As the most recent list of top ten wide receiver prospects emerged this morning, its once again time to head down memory lane for Detroit Lions fans, and as we all know it is an unpleasant road to travel.
The Lions have a long and sordid history of drafting wide receivers with their first pick, but most memorable was the time period beginning with Charles Rogers as the second overall pick in 2003’s draft. Whether it was injuries, drugs or the stigma that the Houston Texans took Andre Johnson with the next pick, it is hard to argue that Rogers was anything less than a complete disaster.
After Rogers, the braintrust that was the Lions front office choose Texas wide receiver Roy Williams with their first pick in 2004. Roy Williams did have one decent season in 2006, accounting for over 1,300 yards that year, with 82 catches to his credit. A closer look shows that it took 152 targets to catch that many passes, a less than exhilarating percentage for a teams leading receiver.
Not yet discouraged, infamous general manager Matt Millen went for an unprecedented third straight first pick wide receiver with their 10th overall pick, Mike Williams in 2005. Of all the choices, this was the most scrutinized of any as Mike Williams had been out of football for a year after attempting to enter the draft after his sophomore season and missed out on his junior season as a result. Mike Williams was oversized, slow, under coached and simply ill prepared for any NFL career, let alone a first round draft selection.
Those three picks crippled the Lions. The financial investment aside, it also drained the team of talent at other positions as they were consistently attempting to make up for past mistakes. Fool me once, shame on me, fool me twice, shame on you, but three times was not a charm and the team was still lacking in talent at the position despite their efforts in the draft.
Calvin Johnson came along in 2007 and was by far the best selection of that or any other draft choice that the Lions made at the position. Giving credit to Millen for choosing Johnson would be ridiculous. Beyond the fact that Johnson was heads and tails over the talent available at the position that year, he was fairly obvious as a no-brainer pick that was being heavily lobbied for by offensive co-ordinator Mike Martz and soon to be teammate Roy Williams, who gave him the nickname Megatron. The only thing that would have lead Millen to choose someone other than Johnson would have been the nightmares of his past failures resurfacing. Thankfully for Lions fans, he did not shy away from him.
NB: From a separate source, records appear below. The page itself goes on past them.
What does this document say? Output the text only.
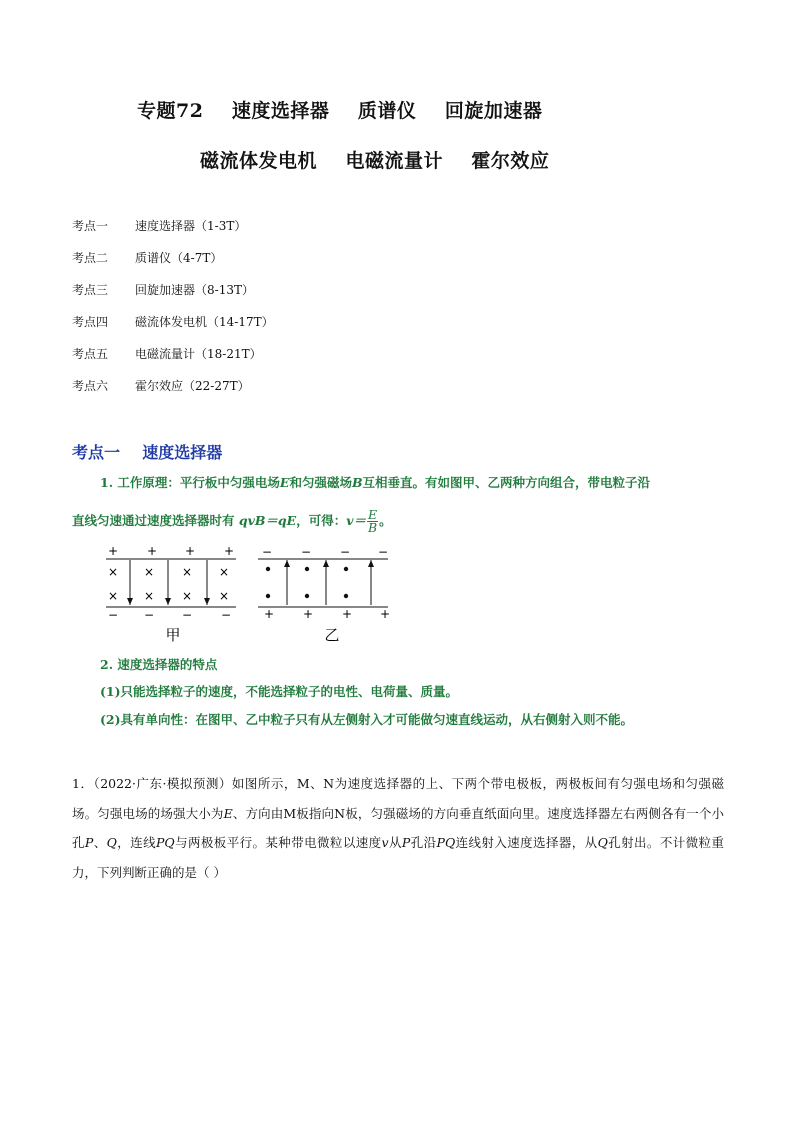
专题72    速度选择器    质谱仪    回旋加速器
磁流体发电机    电磁流量计    霍尔效应
考点一	速度选择器（1-3T）
考点二	质谱仪（4-7T）
考点三	回旋加速器（8-13T）
考点四	磁流体发电机（14-17T）
考点五	电磁流量计（18-21T）
考点六	霍尔效应（22-27T）
考点一    速度选择器
1. 工作原理：平行板中匀强电场E和匀强磁场B互相垂直。有如图甲、乙两种方向组合，带电粒子沿
直线匀速通过速度选择器时有 qvB＝qE，可得：$v= \frac{E}{B}$ 。
+ + + +
− − − −
×
×
×
×
×
×
×
×
甲
− − − −
+ + + +
乙
2. 速度选择器的特点
(1)只能选择粒子的速度，不能选择粒子的电性、电荷量、质量。
(2)具有单向性：在图甲、乙中粒子只有从左侧射入才可能做匀速直线运动，从右侧射入则不能。
1．（2022·广东·模拟预测）如图所示，M、N为速度选择器的上、下两个带电极板，两极板间有匀强电场和匀强磁场。匀强电场的场强大小为E、方向由M板指向N板，匀强磁场的方向垂直纸面向里。速度选择器左右两侧各有一个小孔P、Q，连线PQ与两极板平行。某种带电微粒以速度v从P孔沿PQ连线射入速度选择器，从Q孔射出。不计微粒重力，下列判断正确的是（ ）
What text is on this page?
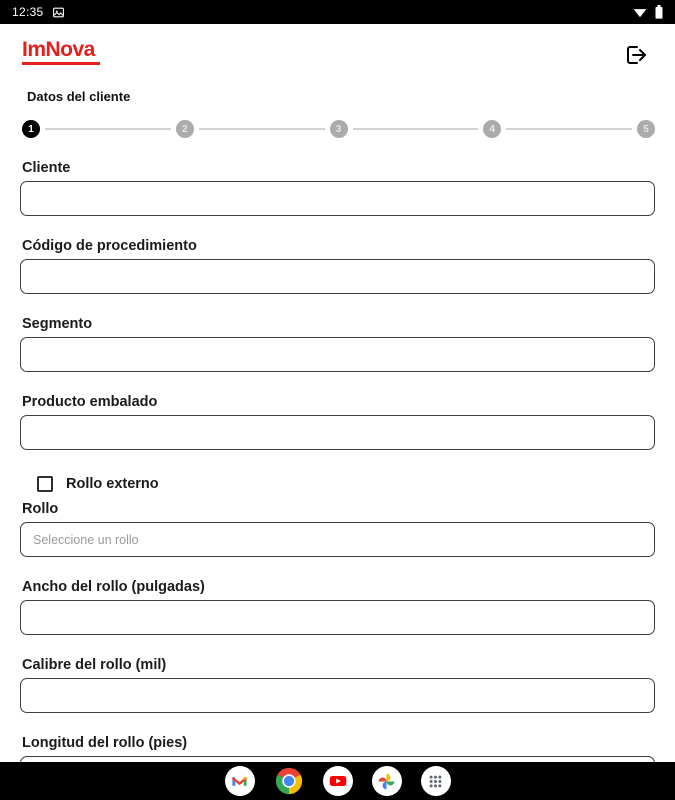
12:35
ImNova
Datos del cliente
1	2	3	4	5
Cliente
Código de procedimiento
Segmento
Producto embalado
Rollo externo
Rollo
Seleccione un rollo
Ancho del rollo (pulgadas)
Calibre del rollo (mil)
Longitud del rollo (pies)
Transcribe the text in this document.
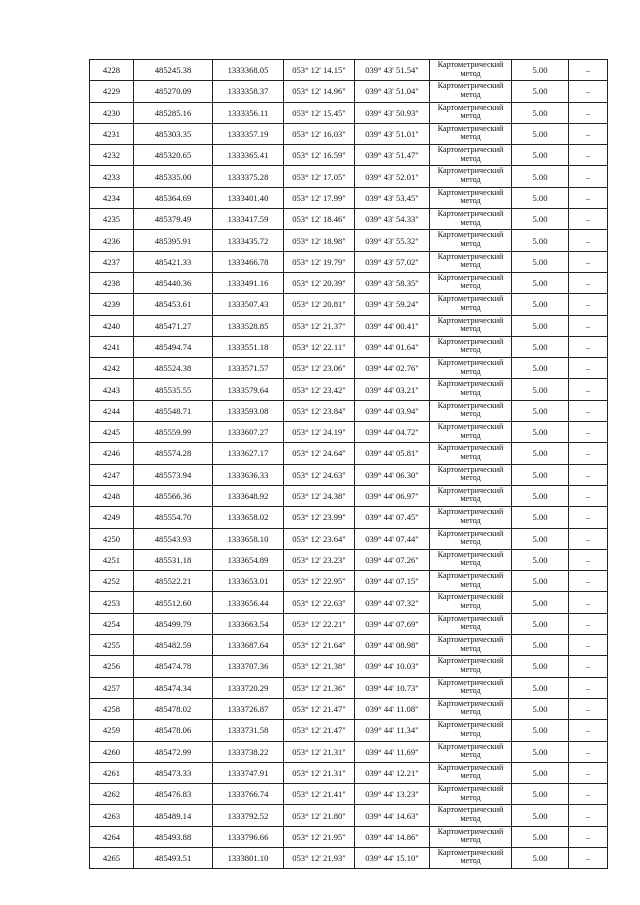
4228	485245.38	1333368.05	053° 12' 14.15"	039° 43' 51.54"	Картометрический метод	5.00	–
4229	485270.09	1333358.37	053° 12' 14.96"	039° 43' 51.04"	Картометрический метод	5.00	–
4230	485285.16	1333356.11	053° 12' 15.45"	039° 43' 50.93"	Картометрический метод	5.00	–
4231	485303.35	1333357.19	053° 12' 16.03"	039° 43' 51.01"	Картометрический метод	5.00	–
4232	485320.65	1333365.41	053° 12' 16.59"	039° 43' 51.47"	Картометрический метод	5.00	–
4233	485335.00	1333375.28	053° 12' 17.05"	039° 43' 52.01"	Картометрический метод	5.00	–
4234	485364.69	1333401.40	053° 12' 17.99"	039° 43' 53.45"	Картометрический метод	5.00	–
4235	485379.49	1333417.59	053° 12' 18.46"	039° 43' 54.33"	Картометрический метод	5.00	–
4236	485395.91	1333435.72	053° 12' 18.98"	039° 43' 55.32"	Картометрический метод	5.00	–
4237	485421.33	1333466.78	053° 12' 19.79"	039° 43' 57.02"	Картометрический метод	5.00	–
4238	485440.36	1333491.16	053° 12' 20.39"	039° 43' 58.35"	Картометрический метод	5.00	–
4239	485453.61	1333507.43	053° 12' 20.81"	039° 43' 59.24"	Картометрический метод	5.00	–
4240	485471.27	1333528.85	053° 12' 21.37"	039° 44' 00.41"	Картометрический метод	5.00	–
4241	485494.74	1333551.18	053° 12' 22.11"	039° 44' 01.64"	Картометрический метод	5.00	–
4242	485524.38	1333571.57	053° 12' 23.06"	039° 44' 02.76"	Картометрический метод	5.00	–
4243	485535.55	1333579.64	053° 12' 23.42"	039° 44' 03.21"	Картометрический метод	5.00	–
4244	485548.71	1333593.08	053° 12' 23.84"	039° 44' 03.94"	Картометрический метод	5.00	–
4245	485559.99	1333607.27	053° 12' 24.19"	039° 44' 04.72"	Картометрический метод	5.00	–
4246	485574.28	1333627.17	053° 12' 24.64"	039° 44' 05.81"	Картометрический метод	5.00	–
4247	485573.94	1333636.33	053° 12' 24.63"	039° 44' 06.30"	Картометрический метод	5.00	–
4248	485566.36	1333648.92	053° 12' 24.38"	039° 44' 06.97"	Картометрический метод	5.00	–
4249	485554.70	1333658.02	053° 12' 23.99"	039° 44' 07.45"	Картометрический метод	5.00	–
4250	485543.93	1333658.10	053° 12' 23.64"	039° 44' 07.44"	Картометрический метод	5.00	–
4251	485531.18	1333654.89	053° 12' 23.23"	039° 44' 07.26"	Картометрический метод	5.00	–
4252	485522.21	1333653.01	053° 12' 22.95"	039° 44' 07.15"	Картометрический метод	5.00	–
4253	485512.60	1333656.44	053° 12' 22.63"	039° 44' 07.32"	Картометрический метод	5.00	–
4254	485499.79	1333663.54	053° 12' 22.21"	039° 44' 07.69"	Картометрический метод	5.00	–
4255	485482.59	1333687.64	053° 12' 21.64"	039° 44' 08.98"	Картометрический метод	5.00	–
4256	485474.78	1333707.36	053° 12' 21.38"	039° 44' 10.03"	Картометрический метод	5.00	–
4257	485474.34	1333720.29	053° 12' 21.36"	039° 44' 10.73"	Картометрический метод	5.00	–
4258	485478.02	1333726.87	053° 12' 21.47"	039° 44' 11.08"	Картометрический метод	5.00	–
4259	485478.06	1333731.58	053° 12' 21.47"	039° 44' 11.34"	Картометрический метод	5.00	–
4260	485472.99	1333738.22	053° 12' 21.31"	039° 44' 11.69"	Картометрический метод	5.00	–
4261	485473.33	1333747.91	053° 12' 21.31"	039° 44' 12.21"	Картометрический метод	5.00	–
4262	485476.83	1333766.74	053° 12' 21.41"	039° 44' 13.23"	Картометрический метод	5.00	–
4263	485489.14	1333792.52	053° 12' 21.80"	039° 44' 14.63"	Картометрический метод	5.00	–
4264	485493.88	1333796.66	053° 12' 21.95"	039° 44' 14.86"	Картометрический метод	5.00	–
4265	485493.51	1333801.10	053° 12' 21.93"	039° 44' 15.10"	Картометрический метод	5.00	–
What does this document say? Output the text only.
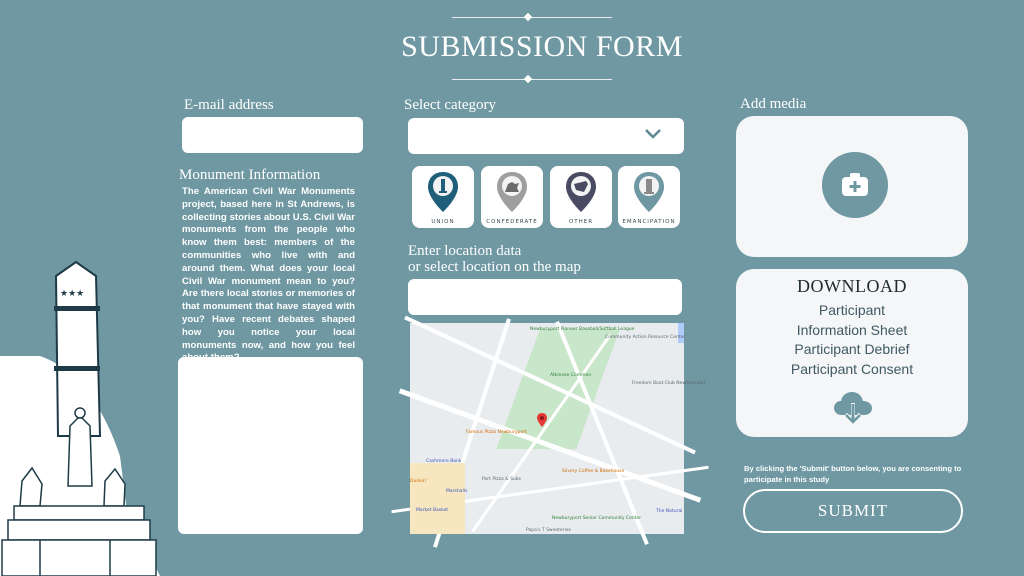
SUBMISSION FORM
E-mail address
Monument Information
The American Civil War Monuments project, based here in St Andrews, is collecting stories about U.S. Civil War monuments from the people who know them best: members of the communities who live with and around them. What does your local Civil War monument mean to you? Are there local stories or memories of that monument that have stayed with you? Have recent debates shaped how you notice your local monuments now, and how you feel
Select category
UNION	CONFEDERATE	OTHER	EMANCIPATION
Enter location data
or select location on the map
Newburyport Pioneer Baseball/Softball League
Community Action Resource Center
Atkinson Common
Freedom Boat Club Newburyport
Famous Pizza Newburyport
Cashmere Bank
Port Pizza & Subs
Marshalls
Market Basket
Dunkin'
Silvery Coffee & Bakehouse
Newburyport Senior Community Center
The Natural
Papa's T Sweeteries
Add media
DOWNLOAD
Participant
Information Sheet
Participant Debrief
Participant Consent
By clicking the 'Submit' button below, you are consenting to participate in this study
SUBMIT
★★★
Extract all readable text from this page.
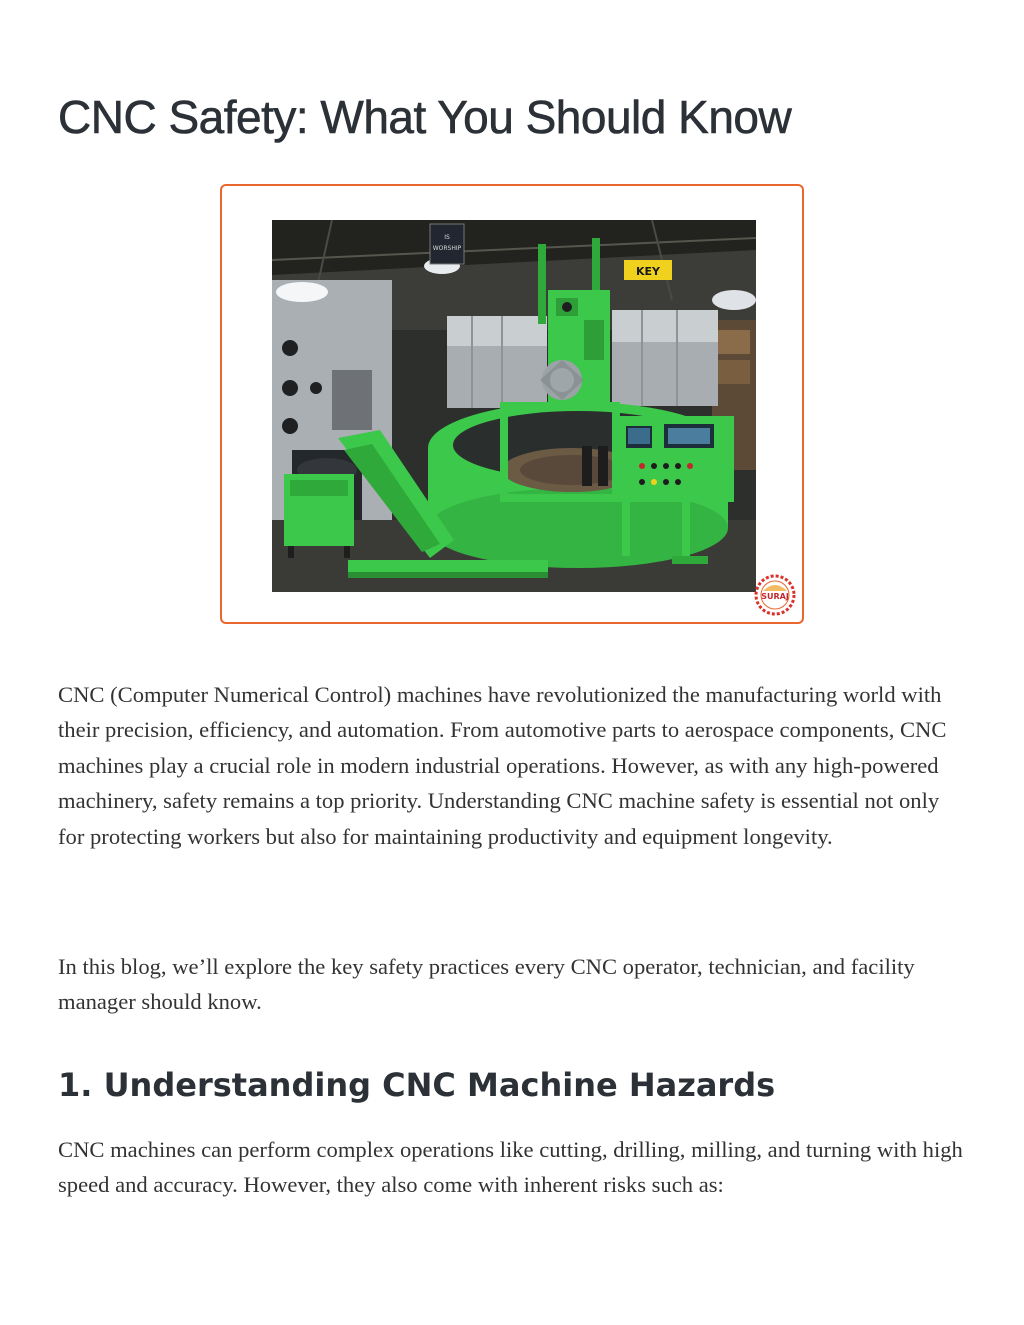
CNC Safety: What You Should Know
IS
WORSHIP
KEY
SURAJ

CNC (Computer Numerical Control) machines have revolutionized the manufacturing world with their precision, efficiency, and automation. From automotive parts to aerospace components, CNC machines play a crucial role in modern industrial operations. However, as with any high-powered machinery, safety remains a top priority. Understanding CNC machine safety is essential not only for protecting workers but also for maintaining productivity and equipment longevity.

In this blog, we’ll explore the key safety practices every CNC operator, technician, and facility manager should know.

1. Understanding CNC Machine Hazards

CNC machines can perform complex operations like cutting, drilling, milling, and turning with high speed and accuracy. However, they also come with inherent risks such as:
As I’ve previously pointed out, even Johnson struggled in his rookie season and the Lions still floundered to an unheard of 0-16 record in his second season(2008) as Millen’s struggles reached their climax. Lions current general manager, Martin Mayhew, was a part of Millen’s staff, and while his drafts currently appear much sounder than his predecessor, the team can not afford to spend this years draft pick on another wide receiver. They do not have time to develop a talent at the position, free agency has to be the route to go here. An experienced wide receiver to compliment Johnson and allow the team to properly take advantage of his skills is the biggest necessity the team needs to improve upon 2013’s 7-9 record and help them return to the playoffs under new coach Jim Caldwell. Free agency is awash with wide receivers that could fit into the Lions plans this year and it should be the top priority for them. It is going to cost the Lions a pretty penny in whatever manner they decide to do it, but a risk of a high dollar, high priority draft pick that will take time to develop is something they can not afford.